We who supposedly give a rat's ass are increasingly being driven to the refugee centers of Facebook and Twitter where we click infinitely on articles and videos - be it the twisted literature of our times, the anthems of the Beghairat Brigade and Laal Band, stories of Syria, Egypt, Palestine, reports by Amy Goodman, Obamacare, and issues of Granta with cheeky covers - giant chat rooms with multiple portals but a bit more respectable as you can exercise political discretion in what you read. A different discourse plays out on Geo, Sama, ARY, Express News and other local TV news channels. Without politics or even coherence and logic, the talk show hosts delve into the real life issues of real life people with a raw and voyeuristic edge. The interview of a man who lost his 27 year old son in a shooting. He says ruefully, "My son was an angel." Talat Hussain, dramatically, in a long black coat, leads viewers through the illegally blockaded streets in diplomatic enclaves in Islamabad. Here, a minimum wage guard was crushed to death when one such slab became dislodged and fell on him as he slumbered. Important stuff, but the tone is so garish and blunt, you feel like switching it off.
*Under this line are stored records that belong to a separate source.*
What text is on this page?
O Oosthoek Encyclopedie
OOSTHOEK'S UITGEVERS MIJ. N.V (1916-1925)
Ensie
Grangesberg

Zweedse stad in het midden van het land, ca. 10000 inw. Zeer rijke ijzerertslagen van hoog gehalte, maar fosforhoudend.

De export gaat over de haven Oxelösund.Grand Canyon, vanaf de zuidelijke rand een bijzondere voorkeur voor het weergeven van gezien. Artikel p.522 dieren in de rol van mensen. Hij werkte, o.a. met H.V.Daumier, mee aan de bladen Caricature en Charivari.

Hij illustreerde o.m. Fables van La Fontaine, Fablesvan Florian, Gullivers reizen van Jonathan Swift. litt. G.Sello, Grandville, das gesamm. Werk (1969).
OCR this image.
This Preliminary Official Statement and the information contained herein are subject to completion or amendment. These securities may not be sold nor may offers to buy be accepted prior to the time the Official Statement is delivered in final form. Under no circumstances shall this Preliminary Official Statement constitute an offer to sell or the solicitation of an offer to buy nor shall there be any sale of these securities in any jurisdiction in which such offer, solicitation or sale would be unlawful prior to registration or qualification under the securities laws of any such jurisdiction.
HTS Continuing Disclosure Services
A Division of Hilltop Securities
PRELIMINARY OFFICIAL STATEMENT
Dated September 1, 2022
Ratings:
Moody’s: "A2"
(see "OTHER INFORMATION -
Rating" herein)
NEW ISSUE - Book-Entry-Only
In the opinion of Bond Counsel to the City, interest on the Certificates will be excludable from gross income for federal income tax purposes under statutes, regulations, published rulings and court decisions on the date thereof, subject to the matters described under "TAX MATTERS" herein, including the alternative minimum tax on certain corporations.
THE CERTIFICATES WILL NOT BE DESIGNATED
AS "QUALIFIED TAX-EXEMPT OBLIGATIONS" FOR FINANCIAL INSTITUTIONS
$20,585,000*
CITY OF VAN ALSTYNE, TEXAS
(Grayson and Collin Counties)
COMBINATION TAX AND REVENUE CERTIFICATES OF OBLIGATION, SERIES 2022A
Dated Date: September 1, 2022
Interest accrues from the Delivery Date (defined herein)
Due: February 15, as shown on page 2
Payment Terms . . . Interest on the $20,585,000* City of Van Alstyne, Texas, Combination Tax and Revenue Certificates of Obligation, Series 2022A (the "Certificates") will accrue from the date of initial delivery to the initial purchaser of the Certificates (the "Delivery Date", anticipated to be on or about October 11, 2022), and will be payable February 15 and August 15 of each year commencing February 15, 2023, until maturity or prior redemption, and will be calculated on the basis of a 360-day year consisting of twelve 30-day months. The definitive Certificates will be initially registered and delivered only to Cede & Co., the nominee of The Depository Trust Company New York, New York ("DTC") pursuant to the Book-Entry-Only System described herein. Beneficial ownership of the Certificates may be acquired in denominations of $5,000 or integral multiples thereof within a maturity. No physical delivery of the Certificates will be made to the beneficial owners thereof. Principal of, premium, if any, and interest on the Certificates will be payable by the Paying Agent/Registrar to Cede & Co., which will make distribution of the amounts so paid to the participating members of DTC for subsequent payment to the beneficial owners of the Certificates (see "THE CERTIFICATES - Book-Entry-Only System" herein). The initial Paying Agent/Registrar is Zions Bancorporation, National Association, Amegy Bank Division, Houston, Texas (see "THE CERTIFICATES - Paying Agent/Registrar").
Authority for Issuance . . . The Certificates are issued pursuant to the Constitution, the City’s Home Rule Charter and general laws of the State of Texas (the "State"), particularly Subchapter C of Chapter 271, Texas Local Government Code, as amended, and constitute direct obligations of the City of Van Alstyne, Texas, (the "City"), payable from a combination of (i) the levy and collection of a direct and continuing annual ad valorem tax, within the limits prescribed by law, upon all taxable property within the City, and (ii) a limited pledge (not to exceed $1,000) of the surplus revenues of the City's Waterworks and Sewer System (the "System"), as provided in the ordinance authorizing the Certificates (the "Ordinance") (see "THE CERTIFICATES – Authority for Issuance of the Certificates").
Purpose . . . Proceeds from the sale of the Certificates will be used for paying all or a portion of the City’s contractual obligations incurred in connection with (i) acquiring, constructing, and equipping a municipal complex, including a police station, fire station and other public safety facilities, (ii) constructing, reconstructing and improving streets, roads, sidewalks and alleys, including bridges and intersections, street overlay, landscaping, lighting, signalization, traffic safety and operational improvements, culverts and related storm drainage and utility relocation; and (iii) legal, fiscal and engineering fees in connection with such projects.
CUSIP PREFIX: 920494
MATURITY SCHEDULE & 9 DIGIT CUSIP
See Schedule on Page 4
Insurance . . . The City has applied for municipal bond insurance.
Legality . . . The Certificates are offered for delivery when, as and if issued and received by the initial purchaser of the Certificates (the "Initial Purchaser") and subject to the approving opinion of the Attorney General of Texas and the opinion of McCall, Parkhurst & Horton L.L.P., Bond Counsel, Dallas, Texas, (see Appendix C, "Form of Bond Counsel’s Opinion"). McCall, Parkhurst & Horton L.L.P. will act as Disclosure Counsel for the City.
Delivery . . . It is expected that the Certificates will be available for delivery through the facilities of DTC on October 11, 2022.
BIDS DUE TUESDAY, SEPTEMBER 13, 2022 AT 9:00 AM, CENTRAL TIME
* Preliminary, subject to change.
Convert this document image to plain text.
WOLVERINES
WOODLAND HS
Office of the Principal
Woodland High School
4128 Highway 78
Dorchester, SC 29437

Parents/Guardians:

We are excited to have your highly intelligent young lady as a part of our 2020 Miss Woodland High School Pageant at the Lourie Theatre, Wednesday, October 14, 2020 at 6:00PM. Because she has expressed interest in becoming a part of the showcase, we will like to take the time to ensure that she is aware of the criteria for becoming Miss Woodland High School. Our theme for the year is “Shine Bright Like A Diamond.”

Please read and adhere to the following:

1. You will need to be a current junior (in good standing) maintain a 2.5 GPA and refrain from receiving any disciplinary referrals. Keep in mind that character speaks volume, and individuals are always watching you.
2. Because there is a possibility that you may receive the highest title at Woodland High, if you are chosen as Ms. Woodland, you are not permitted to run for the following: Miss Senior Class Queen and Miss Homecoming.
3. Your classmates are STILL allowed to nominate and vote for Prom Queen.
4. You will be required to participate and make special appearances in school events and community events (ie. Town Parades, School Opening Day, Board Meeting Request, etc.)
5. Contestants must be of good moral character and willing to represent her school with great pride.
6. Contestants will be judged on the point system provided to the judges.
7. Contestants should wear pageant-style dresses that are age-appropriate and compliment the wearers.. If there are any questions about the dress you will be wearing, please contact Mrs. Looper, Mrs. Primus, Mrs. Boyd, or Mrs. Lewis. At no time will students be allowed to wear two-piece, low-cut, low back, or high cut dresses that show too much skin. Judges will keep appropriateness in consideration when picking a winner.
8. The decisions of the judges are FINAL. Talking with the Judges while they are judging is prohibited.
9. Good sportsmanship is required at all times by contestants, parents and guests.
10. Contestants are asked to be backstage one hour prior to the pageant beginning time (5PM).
Surely, there is a lot of information coming at us through the internet and television. But how can we control it and use it to stay connected to communities, and radical real action, rather than becoming stranded and increasingly enraged, but dis-empowered. How can global exchanges of information help rather than deter. With all the knowledge that we have now, how can we go towards a more efficient form of organizing. Are the little actions we are participating in on our own enough, or do we need a massive brain storming session. My inventory could be a narrative of my own personal failing -- my inability to bulldoze and find a way for myself. But is it also a larger failing.
Where do we even start -- with all our education.
7 comments:
I have an answer. Please stay tuned for further notice.
That is an INSANE quantity of activism, and downright radical for somebody from this side of the bridge.
so what the answer, TLW? Can't wait.
Have you read Saadia Toor's 'A State of Islam?' It takes a chronological look at the struggles of the left in Pakistan. I would love to read your thoughts on that book if you ever happen to read it.
Thanks Ozzy. Saadia Toor is a friend and I have to get a hold of her book. I wish it was represented at the KLF. DO you know whr it is available in Khi?
It's available at Liberty Books, published in 2011, price tag of around Rs. 1500/-. By now I think it must've made it's way to the old book shops too.